Can carbon capture take the UK beyond net zero?
For the UK to reach net zero CO2 emissions by 2050 and do its part in tackling the biggest challenge of our time, all sectors of the economy must reduce their emissions and do it quickly.
I believe the best approach to tackling climate change is through ‘co-benefit’ solutions: solutions that not only have a positive environmental impact, but that are economically progressive for society today and in the future through training, skills and job creation.
As an energy company, this task is especially important for Drax. We have a responsibility to future generations to innovate and use our engineering skills to deliver power that’s renewable, sustainable and that doesn’t come at a cost to the environment.
Our work on Zero Carbon Humber, in partnership with 11 other forward-thinking organisations, aims to deploy the negative emissions technology BECCS (bioenergy with carbon capture and storage), as well as CCUS (carbon capture, usage and storage) in industry and power, and ramp up hydrogen production as a low carbon fuel. These are all essential technologies in bringing the UK to net zero, but they are also innovative projects at scale that can benefit society and the lives of people in the Humber, and around the UK.
The Humber region has a proud history in heavy industries. What began as a thriving ship building hub has evolved to include chemicals, refining and steel manufacturing. However, these emissions-intensive industries have grown increasingly expensive to operate and many have left for countries where they can be run cheaper, leading to a decline in the Humber region.
If they are not decarbonised, these industries will face an even greater cost. By 2040, emitters could face billions of pounds per year in carbon taxes, making them less competitive and less attractive for international investment.
Deploying carbon capture and hydrogen are essential steps towards modernising these businesses and protecting up to 55,000 manufacturing and engineering jobs in the region.

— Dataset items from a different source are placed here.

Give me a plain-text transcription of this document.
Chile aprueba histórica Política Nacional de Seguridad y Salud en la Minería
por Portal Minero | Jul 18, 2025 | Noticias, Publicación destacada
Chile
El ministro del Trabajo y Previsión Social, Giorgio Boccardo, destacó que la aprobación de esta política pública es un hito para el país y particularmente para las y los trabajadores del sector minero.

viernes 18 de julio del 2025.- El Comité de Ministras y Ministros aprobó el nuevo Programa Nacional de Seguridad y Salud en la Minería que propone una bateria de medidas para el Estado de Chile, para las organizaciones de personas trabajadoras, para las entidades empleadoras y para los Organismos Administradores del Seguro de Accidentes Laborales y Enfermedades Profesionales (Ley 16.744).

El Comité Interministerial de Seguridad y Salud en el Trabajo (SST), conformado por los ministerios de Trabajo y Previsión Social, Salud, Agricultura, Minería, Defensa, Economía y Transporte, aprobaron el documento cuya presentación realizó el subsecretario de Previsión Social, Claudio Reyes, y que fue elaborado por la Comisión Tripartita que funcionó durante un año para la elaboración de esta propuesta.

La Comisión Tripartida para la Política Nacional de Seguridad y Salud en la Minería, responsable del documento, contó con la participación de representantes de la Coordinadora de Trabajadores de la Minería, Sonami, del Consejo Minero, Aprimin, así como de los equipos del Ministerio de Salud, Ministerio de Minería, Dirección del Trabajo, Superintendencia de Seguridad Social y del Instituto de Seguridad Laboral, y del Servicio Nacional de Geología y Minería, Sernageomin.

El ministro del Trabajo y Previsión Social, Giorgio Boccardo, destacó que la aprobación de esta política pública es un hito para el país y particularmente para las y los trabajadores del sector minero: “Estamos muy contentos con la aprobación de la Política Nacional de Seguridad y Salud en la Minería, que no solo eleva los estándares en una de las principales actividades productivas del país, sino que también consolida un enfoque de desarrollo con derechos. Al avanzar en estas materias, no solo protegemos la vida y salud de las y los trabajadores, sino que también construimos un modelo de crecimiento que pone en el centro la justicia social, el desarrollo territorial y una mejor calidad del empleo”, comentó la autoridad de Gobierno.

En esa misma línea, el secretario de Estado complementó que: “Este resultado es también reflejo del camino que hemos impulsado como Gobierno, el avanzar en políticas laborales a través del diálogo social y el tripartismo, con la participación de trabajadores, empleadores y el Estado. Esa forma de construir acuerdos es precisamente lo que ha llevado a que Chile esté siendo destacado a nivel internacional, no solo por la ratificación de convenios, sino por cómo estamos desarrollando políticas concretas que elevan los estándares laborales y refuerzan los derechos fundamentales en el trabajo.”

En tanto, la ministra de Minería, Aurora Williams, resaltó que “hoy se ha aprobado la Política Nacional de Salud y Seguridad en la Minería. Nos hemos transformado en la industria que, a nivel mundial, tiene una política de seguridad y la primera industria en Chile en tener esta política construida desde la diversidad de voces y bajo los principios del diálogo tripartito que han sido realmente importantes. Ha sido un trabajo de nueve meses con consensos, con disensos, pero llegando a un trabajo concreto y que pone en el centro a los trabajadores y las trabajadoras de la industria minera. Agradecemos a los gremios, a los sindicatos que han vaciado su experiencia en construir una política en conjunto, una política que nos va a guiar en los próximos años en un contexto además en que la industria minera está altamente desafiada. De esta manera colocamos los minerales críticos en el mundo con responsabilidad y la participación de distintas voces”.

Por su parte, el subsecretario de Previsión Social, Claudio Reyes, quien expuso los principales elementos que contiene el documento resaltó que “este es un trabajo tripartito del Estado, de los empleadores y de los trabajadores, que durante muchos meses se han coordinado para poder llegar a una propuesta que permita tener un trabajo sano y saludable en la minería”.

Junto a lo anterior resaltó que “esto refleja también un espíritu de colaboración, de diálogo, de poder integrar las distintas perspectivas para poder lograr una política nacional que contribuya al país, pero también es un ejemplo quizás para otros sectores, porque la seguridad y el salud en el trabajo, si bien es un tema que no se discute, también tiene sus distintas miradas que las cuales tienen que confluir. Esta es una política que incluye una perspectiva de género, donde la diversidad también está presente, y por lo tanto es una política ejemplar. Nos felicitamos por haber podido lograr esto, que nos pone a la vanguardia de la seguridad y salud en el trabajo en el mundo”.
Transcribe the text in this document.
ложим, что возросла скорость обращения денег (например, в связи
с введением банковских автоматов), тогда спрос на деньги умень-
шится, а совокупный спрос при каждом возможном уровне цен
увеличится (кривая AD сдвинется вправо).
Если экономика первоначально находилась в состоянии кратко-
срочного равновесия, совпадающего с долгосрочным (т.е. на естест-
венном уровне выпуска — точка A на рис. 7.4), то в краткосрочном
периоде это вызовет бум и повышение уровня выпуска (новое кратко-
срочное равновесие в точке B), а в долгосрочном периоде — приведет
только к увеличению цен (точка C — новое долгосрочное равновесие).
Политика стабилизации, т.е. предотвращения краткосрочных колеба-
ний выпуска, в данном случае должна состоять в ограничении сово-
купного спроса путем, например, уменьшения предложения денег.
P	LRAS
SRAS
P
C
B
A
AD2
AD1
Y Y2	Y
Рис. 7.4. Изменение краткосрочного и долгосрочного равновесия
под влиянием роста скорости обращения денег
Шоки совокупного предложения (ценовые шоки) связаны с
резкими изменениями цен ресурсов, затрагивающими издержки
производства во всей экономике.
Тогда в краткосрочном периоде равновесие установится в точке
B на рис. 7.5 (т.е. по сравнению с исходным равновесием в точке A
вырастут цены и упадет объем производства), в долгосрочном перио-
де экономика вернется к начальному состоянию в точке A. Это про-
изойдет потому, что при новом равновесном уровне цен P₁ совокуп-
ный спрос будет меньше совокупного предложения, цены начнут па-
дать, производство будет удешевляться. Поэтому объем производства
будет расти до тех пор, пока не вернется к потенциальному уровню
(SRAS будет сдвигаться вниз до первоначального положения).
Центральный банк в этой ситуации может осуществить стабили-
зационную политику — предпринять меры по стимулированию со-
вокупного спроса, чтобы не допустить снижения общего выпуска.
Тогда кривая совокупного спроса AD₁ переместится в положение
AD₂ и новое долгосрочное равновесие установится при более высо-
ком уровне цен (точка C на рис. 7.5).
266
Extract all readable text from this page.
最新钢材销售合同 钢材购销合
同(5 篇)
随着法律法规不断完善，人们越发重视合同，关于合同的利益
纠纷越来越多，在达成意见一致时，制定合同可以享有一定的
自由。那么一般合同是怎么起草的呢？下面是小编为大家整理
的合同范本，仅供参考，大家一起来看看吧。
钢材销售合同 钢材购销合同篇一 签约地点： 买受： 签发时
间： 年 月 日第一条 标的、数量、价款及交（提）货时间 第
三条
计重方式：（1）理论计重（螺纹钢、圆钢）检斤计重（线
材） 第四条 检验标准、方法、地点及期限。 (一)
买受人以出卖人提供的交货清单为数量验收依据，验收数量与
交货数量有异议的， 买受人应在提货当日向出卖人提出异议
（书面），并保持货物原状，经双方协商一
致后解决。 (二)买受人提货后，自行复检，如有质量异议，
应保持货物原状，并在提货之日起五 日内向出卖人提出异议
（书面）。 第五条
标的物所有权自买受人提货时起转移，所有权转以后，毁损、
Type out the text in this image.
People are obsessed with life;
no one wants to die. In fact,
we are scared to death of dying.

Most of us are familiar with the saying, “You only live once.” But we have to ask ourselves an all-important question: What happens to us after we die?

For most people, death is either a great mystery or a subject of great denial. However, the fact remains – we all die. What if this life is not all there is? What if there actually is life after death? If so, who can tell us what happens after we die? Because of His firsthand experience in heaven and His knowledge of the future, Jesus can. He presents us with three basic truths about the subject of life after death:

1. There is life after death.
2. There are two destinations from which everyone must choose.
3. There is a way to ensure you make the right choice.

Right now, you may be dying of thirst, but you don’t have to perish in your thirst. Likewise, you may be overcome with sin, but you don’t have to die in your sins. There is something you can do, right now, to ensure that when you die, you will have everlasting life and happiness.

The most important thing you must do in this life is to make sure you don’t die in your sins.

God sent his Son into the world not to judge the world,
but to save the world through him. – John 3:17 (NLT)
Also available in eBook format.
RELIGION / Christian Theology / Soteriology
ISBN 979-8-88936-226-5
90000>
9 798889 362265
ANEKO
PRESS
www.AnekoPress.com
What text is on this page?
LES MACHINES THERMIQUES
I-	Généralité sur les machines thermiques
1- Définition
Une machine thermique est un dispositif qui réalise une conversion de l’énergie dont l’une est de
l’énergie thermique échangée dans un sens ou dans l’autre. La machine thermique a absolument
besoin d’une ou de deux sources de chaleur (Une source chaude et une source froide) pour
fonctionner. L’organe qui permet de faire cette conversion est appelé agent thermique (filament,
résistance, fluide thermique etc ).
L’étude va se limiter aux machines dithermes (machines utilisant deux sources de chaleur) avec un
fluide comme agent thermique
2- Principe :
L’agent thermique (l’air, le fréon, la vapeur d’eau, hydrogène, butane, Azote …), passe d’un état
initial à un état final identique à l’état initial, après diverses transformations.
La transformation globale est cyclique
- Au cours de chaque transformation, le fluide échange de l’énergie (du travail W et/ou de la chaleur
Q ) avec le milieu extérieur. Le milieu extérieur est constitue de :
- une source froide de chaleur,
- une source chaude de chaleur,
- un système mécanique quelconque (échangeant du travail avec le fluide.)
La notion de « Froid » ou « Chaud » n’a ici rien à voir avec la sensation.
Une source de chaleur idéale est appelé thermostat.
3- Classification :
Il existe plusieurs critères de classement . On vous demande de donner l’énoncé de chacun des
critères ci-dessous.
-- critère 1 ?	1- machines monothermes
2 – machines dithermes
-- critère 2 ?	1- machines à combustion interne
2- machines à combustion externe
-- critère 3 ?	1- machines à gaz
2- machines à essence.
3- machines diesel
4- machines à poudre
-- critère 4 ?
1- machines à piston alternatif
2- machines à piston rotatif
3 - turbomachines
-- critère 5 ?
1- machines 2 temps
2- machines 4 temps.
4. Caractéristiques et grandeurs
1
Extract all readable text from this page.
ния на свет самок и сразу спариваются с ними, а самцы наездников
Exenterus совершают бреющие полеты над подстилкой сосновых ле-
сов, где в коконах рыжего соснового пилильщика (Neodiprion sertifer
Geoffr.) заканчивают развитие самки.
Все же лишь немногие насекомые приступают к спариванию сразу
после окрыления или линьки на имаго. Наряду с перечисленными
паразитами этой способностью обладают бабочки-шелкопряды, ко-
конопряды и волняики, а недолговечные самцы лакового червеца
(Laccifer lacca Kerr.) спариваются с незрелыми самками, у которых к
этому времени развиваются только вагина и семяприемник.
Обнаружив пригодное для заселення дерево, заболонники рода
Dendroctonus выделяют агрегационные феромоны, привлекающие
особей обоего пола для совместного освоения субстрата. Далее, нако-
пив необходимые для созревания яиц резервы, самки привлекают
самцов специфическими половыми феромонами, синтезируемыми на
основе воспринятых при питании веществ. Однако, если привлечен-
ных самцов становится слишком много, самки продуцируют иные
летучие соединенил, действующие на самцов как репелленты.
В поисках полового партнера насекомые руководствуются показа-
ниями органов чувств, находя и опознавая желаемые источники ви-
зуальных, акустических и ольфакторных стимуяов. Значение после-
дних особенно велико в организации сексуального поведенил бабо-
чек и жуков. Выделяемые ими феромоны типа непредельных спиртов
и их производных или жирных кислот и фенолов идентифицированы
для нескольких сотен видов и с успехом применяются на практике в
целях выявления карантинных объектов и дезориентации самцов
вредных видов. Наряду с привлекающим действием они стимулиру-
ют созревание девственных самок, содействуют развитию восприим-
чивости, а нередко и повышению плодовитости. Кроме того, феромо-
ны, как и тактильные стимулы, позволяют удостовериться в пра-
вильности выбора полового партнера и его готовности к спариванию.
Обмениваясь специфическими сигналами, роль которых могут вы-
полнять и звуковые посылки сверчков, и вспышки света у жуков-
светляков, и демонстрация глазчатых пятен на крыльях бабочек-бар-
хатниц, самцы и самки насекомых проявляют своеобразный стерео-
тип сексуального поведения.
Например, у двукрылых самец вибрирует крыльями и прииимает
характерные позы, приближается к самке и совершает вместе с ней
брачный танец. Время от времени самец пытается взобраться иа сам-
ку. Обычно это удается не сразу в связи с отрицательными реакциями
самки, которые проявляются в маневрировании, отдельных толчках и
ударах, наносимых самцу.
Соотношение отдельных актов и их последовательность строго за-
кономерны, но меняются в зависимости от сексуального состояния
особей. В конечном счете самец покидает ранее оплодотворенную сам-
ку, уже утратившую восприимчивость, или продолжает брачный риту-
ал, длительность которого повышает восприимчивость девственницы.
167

Capturing carbon at Drax: Delivering jobs, clean growth and levelling up the Humber. Click to view executive summary and case studies from Vivid Economics report for Drax.
A report by Vivid Economics commissioned by Drax, found that carbon capture and hydrogen in the Humber could create and support almost 48,000 new jobs at the peak of the construction period in 2027 and provide thousands of long term, skilled jobs in the following decades.
As well as protecting people’s livelihoods, decarbonisation is also a matter of public health. In the Humber alone, higher air quality could save £148 million in avoided public health costs between 2040 and 2050.
I believe the UK is well position to rise to the challenge and lead the world in decarbonisation technology. There is a clear opportunity to export knowledge and skills to other countries embarking on their own decarbonisation journeys. BECCS alone could create many more jobs related to exporting the technology and operational know-how and deliver additional value for the economy. As interest in negative emissions grows around the world, the UK needs to move quickly to secure a competitive advantage.
This is in many ways the start of a new sector in our economy – one that can offer new employment, earnings and economic growth. It comes at just the right time. Without intervention to spur a green recovery, the COVID-19 crisis risks subjecting long-term economic damage.
Being at the beginning of the industrial decarbonisation journey means we also have the power to shape this new industry in a way that spreads the benefits across the whole of the UK.
We’ve previously seen sector deals struck between the government and industry include equality measures. For example, the nuclear industry aims to count women as 40% of its employees by 2030, while offshore wind is committed to sourcing 60% of its supply chain from the UK.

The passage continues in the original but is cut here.